Now, in a new study by researchers at Brigham and Women's Hospital (BWH), a potential treatment maybe on the horizon. Researchers found that NAD+, a natural molecule found in living cells, plants and food protects against autoimmune diseases by altering the immune response and turning "destructive" cells into "protective" cells. The molecule is also able to reverse disease progression by restoring damaged tissue caused by the autoimmunity process.
"Our study is the first to show that NAD+ can tune the immune response and restore tissue integrity by activating stem cells," said Abdallah ElKhal, PhD, BWH Division of Transplant Surgery and Transplantation Surgery Research Laboratory, senior study author. "These findings are very novel and may serve for the development of novel therapeutics."
The study is published online in Nature Communications.
The scientists performed pre-clinical trials using experimental autoimmune encephalomyelitis, a pre-clinical model for human multiple sclerosis. They showed that NAD+ can block acute or chronic inflammation by regulating how immune cells, called CD4+ T cells, differentiate. Mice receiving CD4+ T cells along with NAD+ present had a significant delayed onset of disease, as well as a less severe form, therefore demonstrating the molecule's protective properties.
"This is a universal molecule that can potentially treat not only autoimmune diseases, but other acute or chronic conditions such as allergy, chronic obstructive pulmonary disease, sepsis and immunodeficiency," said Stefan G. Tullius, MD, PhD, BWH Chief of Transplant Surgery and Director of Transplantation Surgery Research, lead study author.

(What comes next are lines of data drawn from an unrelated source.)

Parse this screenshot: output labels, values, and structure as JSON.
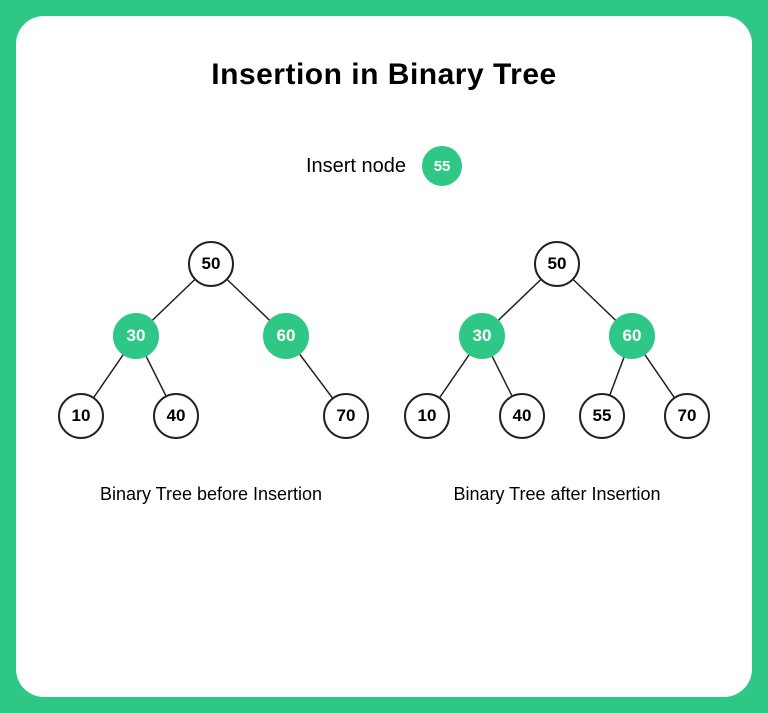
{
  "title": "Insertion in Binary Tree",
  "insert": {
    "label": "Insert node",
    "value": "55"
  },
  "trees": {
    "before": {
      "caption": "Binary Tree before Insertion",
      "root": "50",
      "l1_left": "30",
      "l1_right": "60",
      "l2_a": "10",
      "l2_b": "40",
      "l2_d": "70"
    },
    "after": {
      "caption": "Binary Tree after Insertion",
      "root": "50",
      "l1_left": "30",
      "l1_right": "60",
      "l2_a": "10",
      "l2_b": "40",
      "l2_c": "55",
      "l2_d": "70"
    }
  },
  "colors": {
    "accent": "#2ec786"
  }
}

Moreover, the researchers demonstrated that NAD+ can restore tissue integrity which may benefit patients that have advanced tissue damage caused by autoimmune diseases. In terms of next steps, ElKhal notes that the lab is currently testing additional pathways and the clinical potential of NAD+.
"Since this is a natural molecule found in all living cells, including our body, we hope that it will be well-tolerated by patients," said ElKhal. "Thus, we hope that its potential as a powerful therapeutic agent for the treatment of autoimmune diseases will facilitate its use in future clinical trials."